Will Muschamp, South Carolina
Muschamp has a history of good recruiting. As head coach at Florida from 2011-14 his classes never finished lower than No. 11 in the 247 Sports rankings. However, Muschamp has never had a task as difficult as the one he’s facing at South Carolina — especially when it comes to offensive recruits who are no doubt aware that Muschamp’s great failing as the Gators head coach was on that side of the ball. Muschamp’s last team at Florida ranked 98th out of 128 teams in Football Outsiders offensive efficiency metric. More than a few prospects will likely be skeptical that a number like that will improve at South Carolina knowing that the offensive coordinator responsible for that performance with the Gators — Kurt Roper — has followed Muschamp to the Gamecocks.
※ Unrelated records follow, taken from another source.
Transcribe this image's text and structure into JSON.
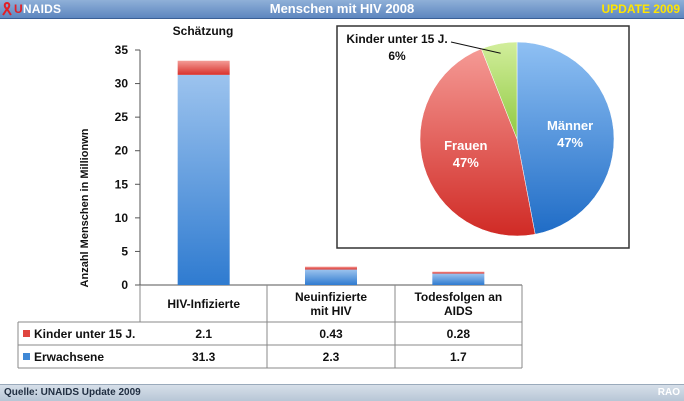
{
  "header": {
    "logo_prefix": "U",
    "logo_rest": "NAIDS",
    "title": "Menschen mit HIV 2008",
    "update": "UPDATE 2009"
  },
  "footer": {
    "source": "Quelle: UNAIDS Update 2009",
    "credit": "RAO"
  },
  "colors": {
    "header": "#6e93c9",
    "children": "#e0453f",
    "adults": "#3f88d6",
    "women": "#e84a44",
    "men": "#3b86d4",
    "kids_slice": "#b3de6b",
    "update_text": "#ffe500"
  },
  "chart_data": [
    {
      "type": "bar",
      "stacked": true,
      "annotation": "Schätzung",
      "ylabel": "Anzahl Menschen in Millionwn",
      "ylim": [
        0,
        35
      ],
      "yticks": [
        0,
        5,
        10,
        15,
        20,
        25,
        30,
        35
      ],
      "categories": [
        "HIV-Infizierte",
        "Neuinfizierte mit HIV",
        "Todesfolgen an AIDS"
      ],
      "series": [
        {
          "name": "Erwachsene",
          "values": [
            31.3,
            2.3,
            1.7
          ],
          "color": "#3f88d6"
        },
        {
          "name": "Kinder unter 15 J.",
          "values": [
            2.1,
            0.43,
            0.28
          ],
          "color": "#e0453f"
        }
      ],
      "table": {
        "headers": [
          "HIV-Infizierte",
          "Neuinfizierte mit HIV",
          "Todesfolgen an AIDS"
        ],
        "rows": [
          {
            "label": "Kinder unter 15 J.",
            "values": [
              "2.1",
              "0.43",
              "0.28"
            ]
          },
          {
            "label": "Erwachsene",
            "values": [
              "31.3",
              "2.3",
              "1.7"
            ]
          }
        ]
      }
    },
    {
      "type": "pie",
      "slices": [
        {
          "label": "Männer",
          "value": 47,
          "display": "47%",
          "color": "#3b86d4"
        },
        {
          "label": "Frauen",
          "value": 47,
          "display": "47%",
          "color": "#e84a44"
        },
        {
          "label": "Kinder unter 15 J.",
          "value": 6,
          "display": "6%",
          "color": "#b3de6b"
        }
      ]
    }
  ]
}
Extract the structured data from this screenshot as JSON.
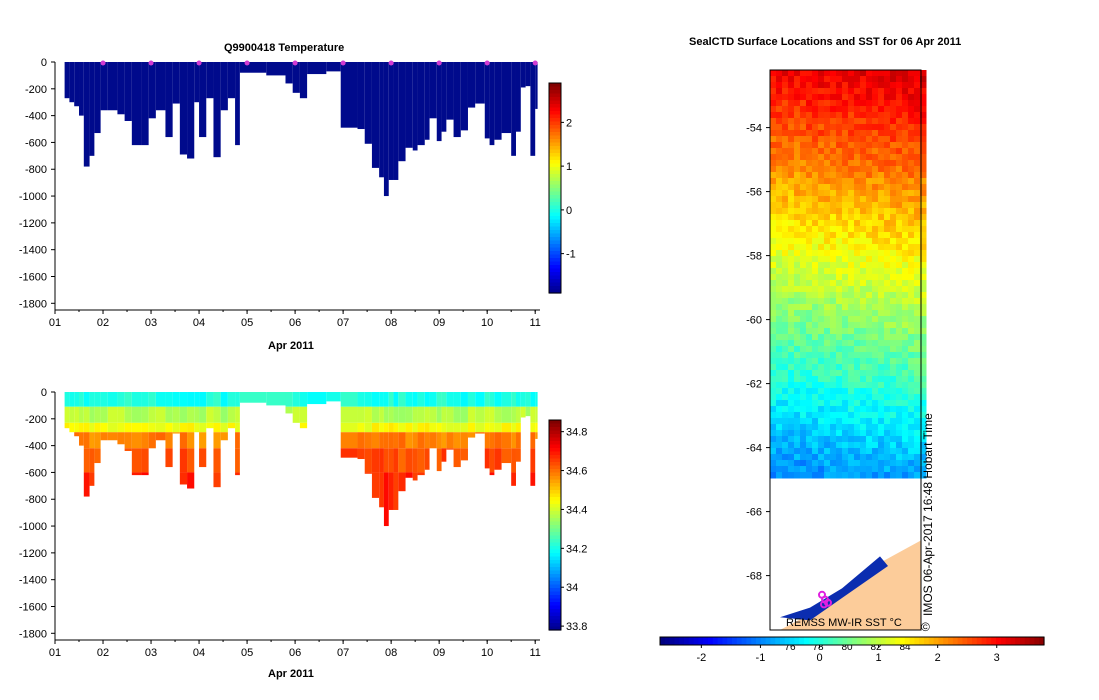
{
  "chart_data": [
    {
      "type": "heatmap",
      "title": "Q9900418  Temperature",
      "xlabel": "Apr 2011",
      "ylabel": "",
      "x_ticks": [
        "01",
        "02",
        "03",
        "04",
        "05",
        "06",
        "07",
        "08",
        "09",
        "10",
        "11"
      ],
      "y_ticks": [
        "0",
        "-200",
        "-400",
        "-600",
        "-800",
        "-1000",
        "-1200",
        "-1400",
        "-1600",
        "-1800"
      ],
      "ylim": [
        -1850,
        0
      ],
      "xlim": [
        1,
        11.1
      ],
      "colorbar": {
        "min": -1.9,
        "max": 2.9,
        "ticks": [
          "2",
          "1",
          "0",
          "-1"
        ],
        "tick_values": [
          2,
          1,
          0,
          -1
        ]
      },
      "profile_markers_day": [
        2,
        3,
        4,
        5,
        6,
        7,
        8,
        9,
        10,
        11
      ],
      "profile_max_depth": [
        [
          1.2,
          -270
        ],
        [
          1.3,
          -300
        ],
        [
          1.4,
          -330
        ],
        [
          1.5,
          -400
        ],
        [
          1.6,
          -780
        ],
        [
          1.72,
          -700
        ],
        [
          1.82,
          -530
        ],
        [
          1.95,
          -360
        ],
        [
          2.1,
          -360
        ],
        [
          2.3,
          -390
        ],
        [
          2.45,
          -440
        ],
        [
          2.6,
          -620
        ],
        [
          2.8,
          -620
        ],
        [
          2.95,
          -420
        ],
        [
          3.1,
          -360
        ],
        [
          3.3,
          -560
        ],
        [
          3.45,
          -310
        ],
        [
          3.6,
          -690
        ],
        [
          3.75,
          -720
        ],
        [
          3.9,
          -300
        ],
        [
          4.0,
          -560
        ],
        [
          4.15,
          -270
        ],
        [
          4.3,
          -710
        ],
        [
          4.45,
          -360
        ],
        [
          4.6,
          -270
        ],
        [
          4.75,
          -620
        ],
        [
          4.85,
          -80
        ],
        [
          5.4,
          -100
        ],
        [
          5.8,
          -160
        ],
        [
          5.95,
          -230
        ],
        [
          6.1,
          -270
        ],
        [
          6.25,
          -90
        ],
        [
          6.65,
          -70
        ],
        [
          6.95,
          -490
        ],
        [
          7.3,
          -500
        ],
        [
          7.45,
          -610
        ],
        [
          7.6,
          -790
        ],
        [
          7.75,
          -860
        ],
        [
          7.85,
          -1000
        ],
        [
          7.95,
          -880
        ],
        [
          8.05,
          -880
        ],
        [
          8.15,
          -740
        ],
        [
          8.3,
          -640
        ],
        [
          8.45,
          -660
        ],
        [
          8.55,
          -620
        ],
        [
          8.7,
          -580
        ],
        [
          8.8,
          -420
        ],
        [
          8.95,
          -590
        ],
        [
          9.05,
          -520
        ],
        [
          9.15,
          -430
        ],
        [
          9.3,
          -560
        ],
        [
          9.45,
          -510
        ],
        [
          9.6,
          -340
        ],
        [
          9.75,
          -310
        ],
        [
          9.95,
          -570
        ],
        [
          10.05,
          -620
        ],
        [
          10.15,
          -580
        ],
        [
          10.3,
          -530
        ],
        [
          10.5,
          -700
        ],
        [
          10.6,
          -520
        ],
        [
          10.7,
          -190
        ],
        [
          10.8,
          -180
        ],
        [
          10.9,
          -700
        ],
        [
          11.0,
          -350
        ]
      ]
    },
    {
      "type": "heatmap",
      "title": "",
      "xlabel": "Apr 2011",
      "ylabel": "",
      "x_ticks": [
        "01",
        "02",
        "03",
        "04",
        "05",
        "06",
        "07",
        "08",
        "09",
        "10",
        "11"
      ],
      "y_ticks": [
        "0",
        "-200",
        "-400",
        "-600",
        "-800",
        "-1000",
        "-1200",
        "-1400",
        "-1600",
        "-1800"
      ],
      "ylim": [
        -1850,
        0
      ],
      "xlim": [
        1,
        11.1
      ],
      "colorbar": {
        "min": 33.78,
        "max": 34.86,
        "ticks": [
          "34.8",
          "34.6",
          "34.4",
          "34.2",
          "34",
          "33.8"
        ],
        "tick_values": [
          34.8,
          34.6,
          34.4,
          34.2,
          34,
          33.8
        ]
      }
    },
    {
      "type": "heatmap",
      "title": "SealCTD Surface Locations and SST for 06 Apr 2011",
      "xlabel": "",
      "ylabel": "",
      "y_ticks": [
        "-54",
        "-56",
        "-58",
        "-60",
        "-62",
        "-64",
        "-66",
        "-68"
      ],
      "ylim": [
        -69.7,
        -52.2
      ],
      "annotation_rotated": "IMOS 06-Apr-2017 16:48 Hobart Time",
      "copyright_symbol": "©",
      "inner_label": "REMSS MW-IR SST °C",
      "inner_ticks": [
        "76",
        "78",
        "80",
        "82",
        "84"
      ],
      "colorbar": {
        "min": -2.7,
        "max": 3.8,
        "ticks": [
          "-2",
          "-1",
          "0",
          "1",
          "2",
          "3"
        ],
        "tick_values": [
          -2,
          -1,
          0,
          1,
          2,
          3
        ]
      }
    }
  ]
}
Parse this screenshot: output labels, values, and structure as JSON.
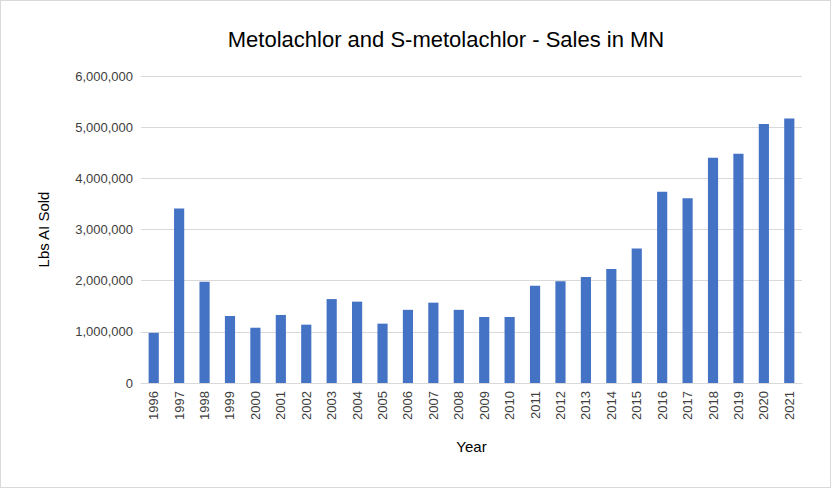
{
  "chart_data": {
    "type": "bar",
    "title": "Metolachlor and S-metolachlor - Sales in MN",
    "x_label": "Year",
    "y_label": "Lbs AI Sold",
    "categories": [
      "1996",
      "1997",
      "1998",
      "1999",
      "2000",
      "2001",
      "2002",
      "2003",
      "2004",
      "2005",
      "2006",
      "2007",
      "2008",
      "2009",
      "2010",
      "2011",
      "2012",
      "2013",
      "2014",
      "2015",
      "2016",
      "2017",
      "2018",
      "2019",
      "2020",
      "2021"
    ],
    "values": [
      980000,
      3410000,
      1980000,
      1310000,
      1080000,
      1330000,
      1140000,
      1640000,
      1590000,
      1160000,
      1430000,
      1570000,
      1430000,
      1290000,
      1290000,
      1900000,
      1990000,
      2070000,
      2230000,
      2630000,
      3740000,
      3610000,
      4400000,
      4480000,
      5060000,
      5170000
    ],
    "color": "#4472c4",
    "ylim": [
      0,
      6000000
    ],
    "yticks": [
      0,
      {
        "value": 1000000,
        "label": "1,000,000"
      },
      {
        "value": 2000000,
        "label": "2,000,000"
      },
      {
        "value": 3000000,
        "label": "3,000,000"
      },
      {
        "value": 4000000,
        "label": "4,000,000"
      },
      {
        "value": 5000000,
        "label": "5,000,000"
      },
      {
        "value": 6000000,
        "label": "6,000,000"
      }
    ],
    "grid": true
  }
}
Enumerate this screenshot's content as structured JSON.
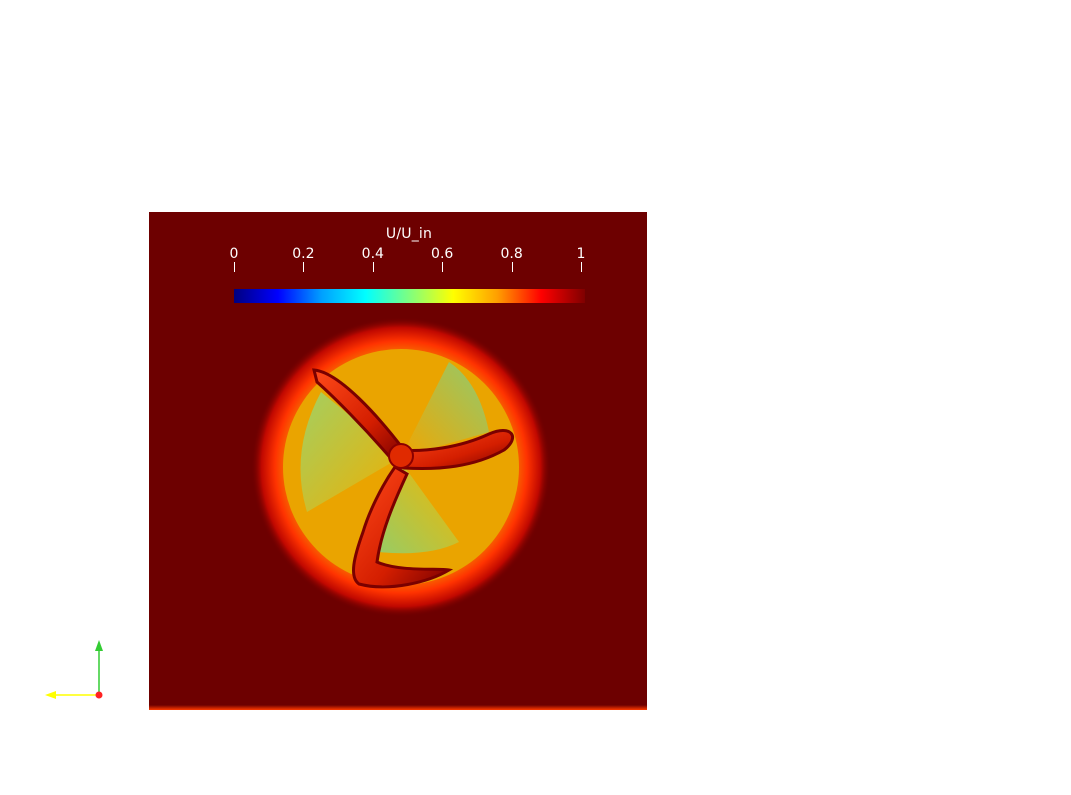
{
  "colorbar": {
    "title": "U/U_in",
    "tick_labels": [
      "0",
      "0.2",
      "0.4",
      "0.6",
      "0.8",
      "1"
    ],
    "colormap": [
      "#00007f",
      "#0000ff",
      "#00a0ff",
      "#00ffff",
      "#7fff7f",
      "#ffff00",
      "#ff9f00",
      "#ff0000",
      "#7f0000"
    ]
  },
  "field": {
    "background_color": "#6d0000",
    "rotor_wake_colors": [
      "#e8b000",
      "#b9d75a",
      "#ff8a00",
      "#ff2200"
    ],
    "blade_count": 3
  },
  "axes": {
    "y_axis_color": "#33cc33",
    "x_axis_color": "#ffff00",
    "origin_color": "#ff2222"
  }
}
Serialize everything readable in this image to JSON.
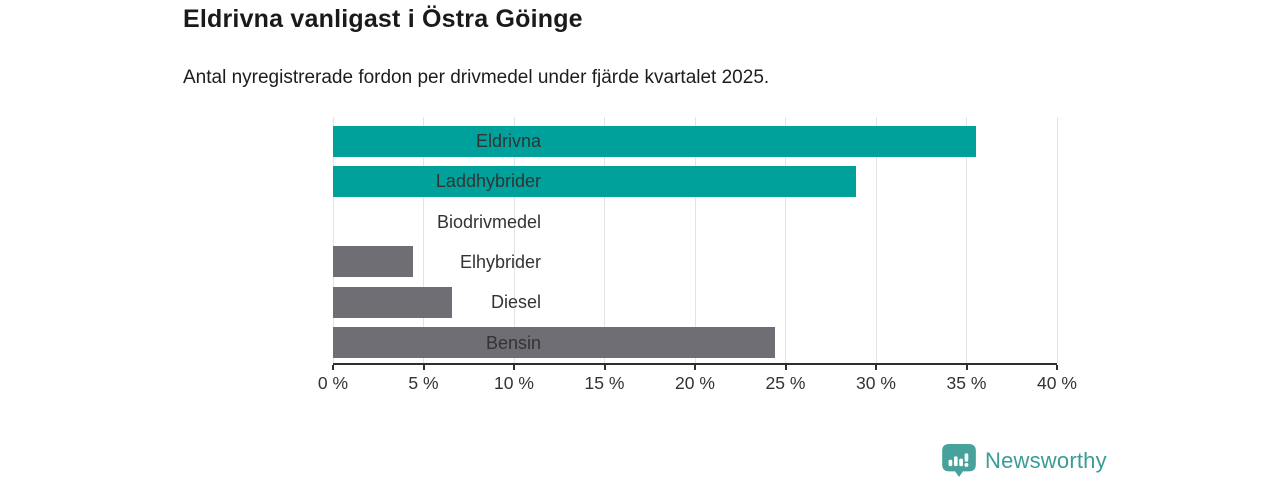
{
  "header": {
    "title": "Eldrivna vanligast i Östra Göinge",
    "subtitle": "Antal nyregistrerade fordon per drivmedel under fjärde kvartalet 2025."
  },
  "chart_data": {
    "type": "bar",
    "orientation": "horizontal",
    "title": "Eldrivna vanligast i Östra Göinge",
    "subtitle": "Antal nyregistrerade fordon per drivmedel under fjärde kvartalet 2025.",
    "categories": [
      "Eldrivna",
      "Laddhybrider",
      "Biodrivmedel",
      "Elhybrider",
      "Diesel",
      "Bensin"
    ],
    "values": [
      35.5,
      28.9,
      0,
      4.4,
      6.6,
      24.4
    ],
    "unit": "%",
    "bar_colors": [
      "#00a19a",
      "#00a19a",
      "#6e6e74",
      "#6e6e74",
      "#6e6e74",
      "#6e6e74"
    ],
    "xlim": [
      0,
      40
    ],
    "x_tick_values": [
      0,
      5,
      10,
      15,
      20,
      25,
      30,
      35,
      40
    ],
    "x_tick_labels": [
      "0 %",
      "5 %",
      "10 %",
      "15 %",
      "20 %",
      "25 %",
      "30 %",
      "35 %",
      "40 %"
    ],
    "grid": "vertical",
    "legend": "none"
  },
  "colors": {
    "accent_teal": "#00a19a",
    "neutral_gray": "#6e6e74",
    "gridline": "#e3e3e3",
    "axis": "#2f2f2f",
    "title_text": "#1a1a1a",
    "label_text": "#333333",
    "logo_teal": "#3a9c96"
  },
  "branding": {
    "logo_text": "Newsworthy"
  }
}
To make matters worse, Muschamp now works in a state that has talented high school players, but — because of South Carolina’s small size — fewer prospects than other Southern states, and South Carolina’s in-state rival Clemson just played for the national title, employs an exciting up-tempo offense, and may be even better in 2016 than it was this past season. That means Muschamp not only has to sell recruits on South Carolina, but also has to make the case why those players shouldn’t go to Clemson. That won’t be easy.
Kevin Sumlin, Texas A&M
Back during the 80s there was a popular soap opera that aired on CBS in prime time known as “Dallas.” In 2016 the soap opera in the Lone Star State has apparently shifted to College Station, Texas, and Aggies fans are most assuredly tired of the drama. Two former five-star prospects at quarterback, Kyler Murray and Kyle Allen, recently transferred out of the program, and another highly rated quarterback, Kenny Hill, bolted the year before that. Imagine being a recruit at that position who’s being pursued by Kevin Sumlin right now. It would be like going on a first date and finding out the person you’re with has recently been divorced three times. Check please!
Make no mistake, a scholarship offer from Auburn, South Carolina, and Texas A&M typically represents a premium opportunity for the players that receive them, but this season for varying reasons the coaches that lead those programs better be prepared to pull out all the stops for a more effective sales pitch.
Maybe they should call Jim Harbaugh for advice.